Green concern

NGOs seek funds for cleaning Buddha Nullah

LUDHIANA: Given the deteriorating environment in the industrial town and state, environmentalists and residents have appealed to the Congress government to allocate adequate funds for reducing pollution in Punjab.

NGOs seek funds for cleaning Buddha Nullah

The polluted Buddha Nullah flows through a locality in Ludhiana. Tribune Photo: Himanshu mahajan

Gurvinder Singh

Tribune News Service

Ludhiana, February 5

Given the deteriorating environment in the industrial town and state, environmentalists and residents have appealed to the Congress government to allocate adequate funds for reducing pollution in Punjab.

They said as all districts, including Ludhiana, in the state were already facing mounting threats to the environment, so reducing pollution should be one of the top priorities of the government in the forthcoming state Budget.

“While the Central government has not increased grant for the environment, the Punjab government must show prudence to solve pollution-related problems in the state,” they added.

“The Congress is the only party to speak about ‘green manifesto’ and environment before elections.

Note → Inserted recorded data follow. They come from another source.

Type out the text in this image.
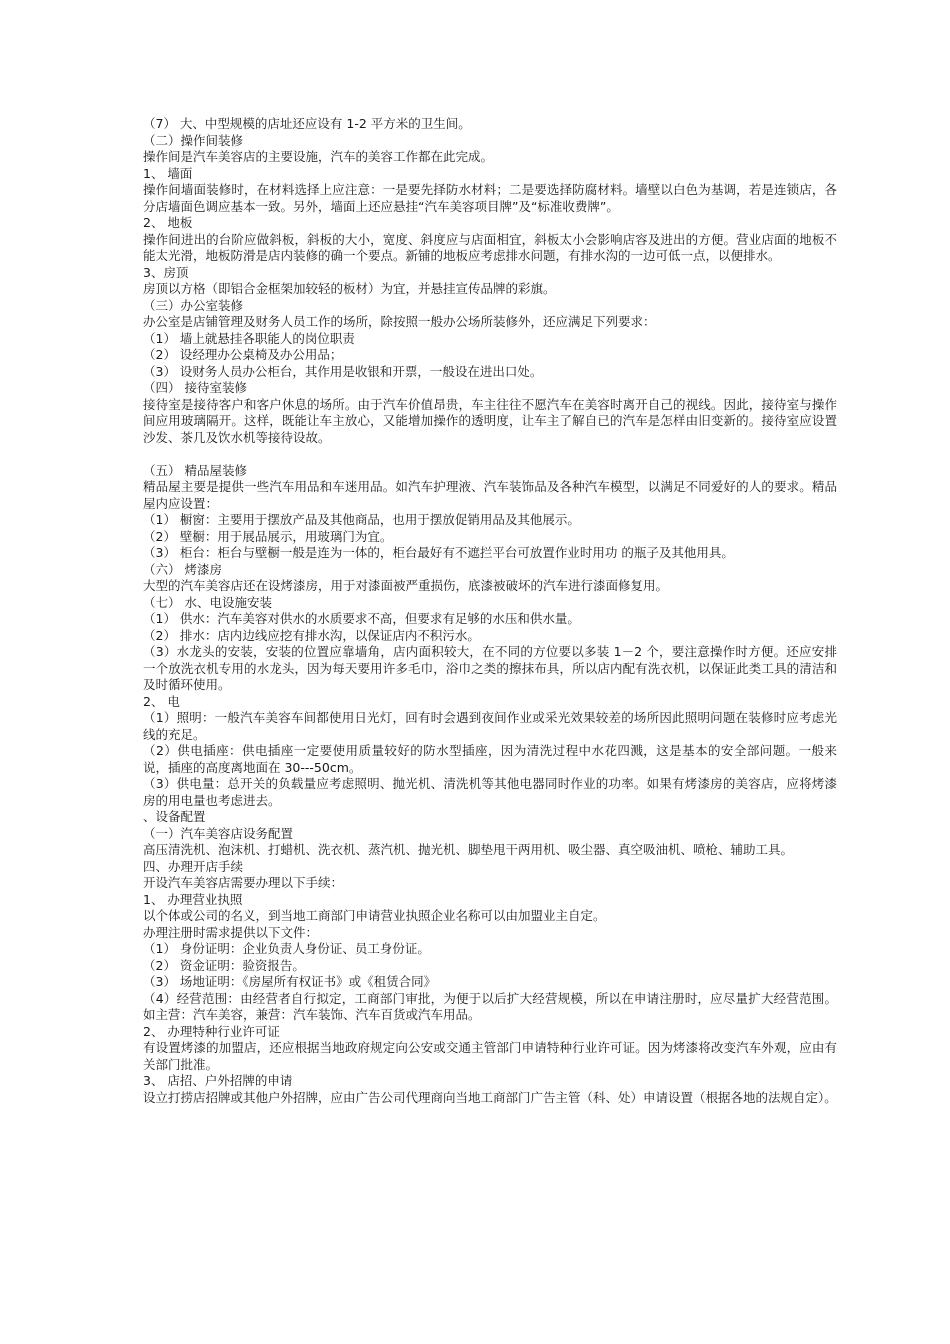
（7） 大、中型规模的店址还应设有 1-2 平方米的卫生间。
（二）操作间装修
操作间是汽车美容店的主要设施，汽车的美容工作都在此完成。
1、 墙面
操作间墙面装修时，在材料选择上应注意：一是要先择防水材料；二是要选择防腐材料。墙壁以白色为基调，若是连锁店，各分店墙面色调应基本一致。另外，墙面上还应悬挂“汽车美容项目牌”及“标准收费牌”。
2、 地板
操作间进出的台阶应做斜板，斜板的大小，宽度、斜度应与店面相宜，斜板太小会影响店容及进出的方便。营业店面的地板不能太光滑，地板防滑是店内装修的确一个要点。新铺的地板应考虑排水问题，有排水沟的一边可低一点，以便排水。
3、房顶
房顶以方格（即铝合金框架加较轻的板材）为宜，并悬挂宣传品牌的彩旗。
（三）办公室装修
办公室是店铺管理及财务人员工作的场所，除按照一般办公场所装修外，还应满足下列要求：
（1） 墙上就悬挂各职能人的岗位职责
（2） 设经理办公桌椅及办公用品；
（3） 设财务人员办公柜台，其作用是收银和开票，一般设在进出口处。
（四） 接待室装修
接待室是接待客户和客户休息的场所。由于汽车价值昂贵，车主往往不愿汽车在美容时离开自己的视线。因此，接待室与操作间应用玻璃隔开。这样，既能让车主放心，又能增加操作的透明度，让车主了解自已的汽车是怎样由旧变新的。接待室应设置沙发、茶几及饮水机等接待设故。
（五） 精品屋装修
精品屋主要是提供一些汽车用品和车迷用品。如汽车护理液、汽车装饰品及各种汽车模型，以满足不同爱好的人的要求。精品屋内应设置：
（1） 橱窗：主要用于摆放产品及其他商品，也用于摆放促销用品及其他展示。
（2） 壁橱：用于展品展示，用玻璃门为宜。
（3） 柜台：柜台与壁橱一般是连为一体的，柜台最好有不遮拦平台可放置作业时用功 的瓶子及其他用具。
（六） 烤漆房
大型的汽车美容店还在设烤漆房，用于对漆面被严重损伤，底漆被破坏的汽车进行漆面修复用。
（七） 水、电设施安装
（1） 供水：汽车美容对供水的水质要求不高，但要求有足够的水压和供水量。
（2） 排水：店内边线应挖有排水沟，以保证店内不积污水。
（3）水龙头的安装，安装的位置应靠墙角，店内面积较大，在不同的方位要以多装 1－2 个，要注意操作时方便。还应安排一个放洗衣机专用的水龙头，因为每天要用许多毛巾，浴巾之类的擦抹布具，所以店内配有洗衣机，以保证此类工具的清洁和及时循环使用。
2、 电
（1）照明：一般汽车美容车间都使用日光灯，回有时会遇到夜间作业或采光效果较差的场所因此照明问题在装修时应考虑光线的充足。
（2）供电插座：供电插座一定要使用质量较好的防水型插座，因为清洗过程中水花四溅，这是基本的安全部问题。一般来说，插座的高度离地面在 30---50cm。
（3）供电量：总开关的负载量应考虑照明、抛光机、清洗机等其他电器同时作业的功率。如果有烤漆房的美容店，应将烤漆房的用电量也考虑进去。
、设备配置
（一）汽车美容店设务配置
高压清洗机、泡沫机、打蜡机、洗衣机、蒸汽机、抛光机、脚垫甩干两用机、吸尘器、真空吸油机、喷枪、辅助工具。
四、办理开店手续
开设汽车美容店需要办理以下手续：
1、 办理营业执照
以个体或公司的名义，到当地工商部门申请营业执照企业名称可以由加盟业主自定。
办理注册时需求提供以下文件：
（1） 身份证明：企业负责人身份证、员工身份证。
（2） 资金证明：验资报告。
（3） 场地证明：《房屋所有权证书》或《租赁合同》
（4）经营范围：由经营者自行拟定，工商部门审批，为便于以后扩大经营规模，所以在申请注册时，应尽量扩大经营范围。如主营：汽车美容，兼营：汽车装饰、汽车百货或汽车用品。
2、 办理特种行业许可证
有设置烤漆的加盟店，还应根据当地政府规定向公安或交通主管部门申请特种行业许可证。因为烤漆将改变汽车外观，应由有关部门批准。
3、 店招、户外招牌的申请
设立打捞店招牌或其他户外招牌，应由广告公司代理商向当地工商部门广告主管（科、处）申请设置（根据各地的法规自定）。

It is a good opportunity for the state government to walk the talk,” said Dr Amandeep Singh Bains from RBS Roots.

“The number one environmental problem that North India is facing is that of Buddha Nullah passing through the district, which is affecting a population of a minimum of 80 lakh people due to its polluted waters,” he said.

“The problem of Buddha Nullah must be addressed and good funds must be allocated to resolve the problem because insufficient financial support will not help and whatever amount is spent will only get wasted,” he added.

“The government must sanction at least Rs 2,000 crore with long term vision of at least 50 years ahead,” said Dr Bains.

“Engineers India Limited has also submitted a report, which has some viable solutions, but it looks at the way out only till 2035, which is not long-term,” he added.

“The government must purchase 100 acre also in the area for the future expansion of the treatment plants and cleaning up the nullah water,” he said.

“To solve this problem, the government may also levy a cess if need be. The issue of Buddha Nullah must be resolved because people are paying a bigger price in terms of serious ailments like cancer, which is caused due to polluted water of the nullah. The state government must also reach out to international agencies and the Central for aid to solve this problem,” he added.

“Also, there is an urgent need to set up a different cell to deal with environmental concerns, take action and redress complaints as nobody takes the responsibility in such matters whenever any complaint is lodged,” he said.

“Tree cover in the state also continues to dwindle. There is an immediate need to work in this direction. The government must allocate funds for stricter check on release of sewage and industrial waste into the groundwater in violation of norms and threatening the future of the people at large,” he added.

“A management system should be set up to manage solid waste and use it to for power generation. Besides, recycling units can be established to derive useful products from the waste,” said Maneet Dewan, president of I am, an NGO.

“Efforts should be made to promote solar energy, besides there should be an efficient public transport to replace three-wheelers and reduce vehicle density on roads,” he added.

“The ruling dispensation must find a long-term solution to stubble burning. Though the government has been talking about ‘swachhta’, where should garbage be disposed of. There is no infrastructure built for waste disposal, which is a must for maintaining cleanliness,” said Mridula Jain, chairperson, Let’s Clean Ludhiana Foundation, while speaking on the issue.

“The focus must be on solar energy rather than on thermal plants. Solar and renewable energy will help do away with the need for thermal plants, which are also a major source of air pollution due to burning of coal,” said Ravneet Pal Singh, project manger of EcoSikh for South Asia.

“The government must devise ways to stop wastage of water as its significant amount gets wasted in the supply. Increase of forest cover is a must because it is already too less and continues to dwindle,” he added.

“Buddha Nullah should be diverted out of the city from the Dhanansu area until where the rivulet is clean,” said Col Jasjit Singh Gill, founder-member Let’s Clean Ludhiana Foundation.

“Under the garb of Buddha Nullah several industries, including electroplating and dying units, are releasing harmful chemicals in the stream, besides several direct pipes discharge sewage directly into its water,” he added.

“The report by Engineers India Limited is only a short-term solution till 2035. If the process begins now, the project will likely be operational by 2025. It will manage problems only for 10 years. The project should provide a long-term solution,” he said.